This section includes an overview of various university data analytics research projects I have worked on, listed in reverse chronological order.
I am associated with a project of Professor Christopher O'Shea, University of Birmingham
Hybrid
Corresponding Author (Supervisor): Professor Christopher O'Shea
Ref. available on request
Joint research work supervised by Prof. Paul King (Data Science Project)
Abstract: This research project delves into the intricacies of road traffic accidents severity in the UK, employing a potent combination of machine learning algorithms, econometric techniques, and traditional statistical methods to analyse longitudinal historical data. Our robust analysis framework includes descriptive, inferential, bivariate, and multivariate methodologies, correlation analysis: Pearson’s and Spearman's Rank Correlation Coefficient, multiple and logistic regression models, Multicollinearity Assessment, and Model Validation. In addressing heteroscedasticity or autocorrelation in error terms, we've advanced the precision and reliability of our regression analyses using the Generalized Method of Moments (GMM). Additionally, our application of the Vector Autoregressive (VAR) model and the Autoregressive Integrated Moving Average (ARIMA) models have enabled accurate time-series forecasting. With this approach, we've achieved superior predictive accuracy, marked by a Mean Absolute Scaled Error (MASE) of 0.800 and a Mean Error (ME) of -73.80 compared to a naive forecast. The project further extends its machine learning application by creating a random forest classifier model with a precision of 73 per cent, a recall of 78 per cent, and an F1-score of 73 per cent. Building on this, we employed the H2O AutoML process to optimize our model selection, resulting in an XGBoost model that exhibits exceptional predictive power, as evidenced by an RMSE of 0.1761205782994506 and MAE of 0.0874235576229789. Factor Analysis was leveraged to identify underlying variables or factors that explain the pattern of correlations within a set of observed variables. Scoring history, a tool to observe the model's performance throughout the training process, was incorporated to ensure the highest possible performance of our machine learning models. We also incorporated Explainable AI (XAI) techniques, utilizing the SHAP (Shapley Additive Explanations) model to comprehend the contributing factors to accident severity. Features such as Driver_Home_Area_Type, Longitude, Driver_IMD_Decile, Road_Type, Casualty_Home_Area_Type, and Casualty_IMD_Decile were identified as significant influencers. Our research contributes to the nuanced understanding of traffic accident severity and demonstrates the potential of advanced statistical, econometric and machine learning techniques in informing evidence-based interventions and policies for enhancing road safety.
Supervised by Prof. Jeremy Levesley (Data Analytics for E-sports Project)

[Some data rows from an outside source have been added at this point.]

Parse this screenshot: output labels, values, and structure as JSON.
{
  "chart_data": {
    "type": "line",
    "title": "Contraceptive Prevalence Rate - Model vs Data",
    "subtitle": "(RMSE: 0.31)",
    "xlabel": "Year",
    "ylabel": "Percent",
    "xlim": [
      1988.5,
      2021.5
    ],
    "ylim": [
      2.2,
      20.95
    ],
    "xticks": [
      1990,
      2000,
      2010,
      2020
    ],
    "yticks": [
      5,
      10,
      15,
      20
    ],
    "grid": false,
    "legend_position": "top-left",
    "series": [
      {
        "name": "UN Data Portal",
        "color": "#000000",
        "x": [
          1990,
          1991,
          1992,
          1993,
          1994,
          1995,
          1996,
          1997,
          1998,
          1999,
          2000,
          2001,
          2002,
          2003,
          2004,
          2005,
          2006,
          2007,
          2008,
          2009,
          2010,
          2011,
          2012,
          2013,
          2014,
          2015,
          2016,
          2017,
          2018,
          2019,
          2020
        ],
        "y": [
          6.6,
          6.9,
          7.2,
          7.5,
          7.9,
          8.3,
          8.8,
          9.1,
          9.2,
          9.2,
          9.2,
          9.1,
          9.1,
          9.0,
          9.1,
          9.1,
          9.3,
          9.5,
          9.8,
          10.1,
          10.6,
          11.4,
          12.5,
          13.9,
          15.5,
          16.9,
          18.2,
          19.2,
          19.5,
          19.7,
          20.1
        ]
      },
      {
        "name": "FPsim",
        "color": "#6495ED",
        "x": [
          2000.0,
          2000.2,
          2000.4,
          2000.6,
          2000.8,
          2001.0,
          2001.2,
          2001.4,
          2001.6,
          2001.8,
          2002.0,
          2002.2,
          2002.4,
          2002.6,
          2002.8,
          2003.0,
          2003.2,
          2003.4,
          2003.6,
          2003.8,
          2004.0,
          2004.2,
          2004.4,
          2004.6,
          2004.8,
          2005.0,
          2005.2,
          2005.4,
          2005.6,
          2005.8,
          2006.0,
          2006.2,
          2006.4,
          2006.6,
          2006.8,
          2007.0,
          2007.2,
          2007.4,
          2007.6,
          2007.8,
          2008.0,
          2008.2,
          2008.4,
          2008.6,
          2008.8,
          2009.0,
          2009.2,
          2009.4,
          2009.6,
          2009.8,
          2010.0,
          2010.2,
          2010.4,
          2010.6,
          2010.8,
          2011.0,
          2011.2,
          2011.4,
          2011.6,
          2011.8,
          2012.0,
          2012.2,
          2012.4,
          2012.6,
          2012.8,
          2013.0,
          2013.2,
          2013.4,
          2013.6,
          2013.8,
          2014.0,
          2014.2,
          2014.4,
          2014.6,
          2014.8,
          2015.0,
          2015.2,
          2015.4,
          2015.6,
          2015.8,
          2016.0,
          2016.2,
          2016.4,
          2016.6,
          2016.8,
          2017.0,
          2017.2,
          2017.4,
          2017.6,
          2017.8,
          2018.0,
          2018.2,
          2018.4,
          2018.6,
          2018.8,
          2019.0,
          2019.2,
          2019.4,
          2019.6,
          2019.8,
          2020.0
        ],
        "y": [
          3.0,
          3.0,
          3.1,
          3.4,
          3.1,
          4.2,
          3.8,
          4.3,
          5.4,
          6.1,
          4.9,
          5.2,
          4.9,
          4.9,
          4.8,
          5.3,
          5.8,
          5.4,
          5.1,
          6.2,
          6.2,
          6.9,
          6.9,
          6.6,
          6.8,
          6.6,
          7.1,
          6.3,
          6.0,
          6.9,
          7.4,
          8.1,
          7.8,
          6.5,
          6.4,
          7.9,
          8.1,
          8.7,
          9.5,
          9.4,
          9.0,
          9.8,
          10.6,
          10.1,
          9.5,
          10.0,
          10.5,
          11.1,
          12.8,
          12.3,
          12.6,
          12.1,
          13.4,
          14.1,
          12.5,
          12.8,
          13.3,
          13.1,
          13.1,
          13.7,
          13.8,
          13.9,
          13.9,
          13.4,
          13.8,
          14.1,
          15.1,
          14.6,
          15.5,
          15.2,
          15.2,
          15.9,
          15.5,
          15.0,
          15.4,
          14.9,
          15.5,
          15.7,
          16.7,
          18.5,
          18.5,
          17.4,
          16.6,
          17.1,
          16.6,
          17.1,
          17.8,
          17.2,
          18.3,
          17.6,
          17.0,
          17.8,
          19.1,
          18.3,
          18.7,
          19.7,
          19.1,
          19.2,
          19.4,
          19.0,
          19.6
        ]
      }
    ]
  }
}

Abstract: The objective of this project is to strengthen the creditworthiness of the e-sports sector by creating a predictive model to anticipate the revenue/profit from item sales. Machine learning methods are used to create a regression model for making future predictions after analysing the data from the previous few years using Python-based data-driven technology. The dataset includes variables like game, earnings, player count, tournament count, date, and merchandise profit. I analysed the data and evaluated the model's precision using statistical tests, feature correlation analysis, and visualisations. By forecasting upcoming merchandise sales and revenue, the results of the developed model can be used to improve the financial health of the e-sports industry. Thus, stakeholders can take data-driven decisions to assist the eSports sector, and increase their revenue and profitability.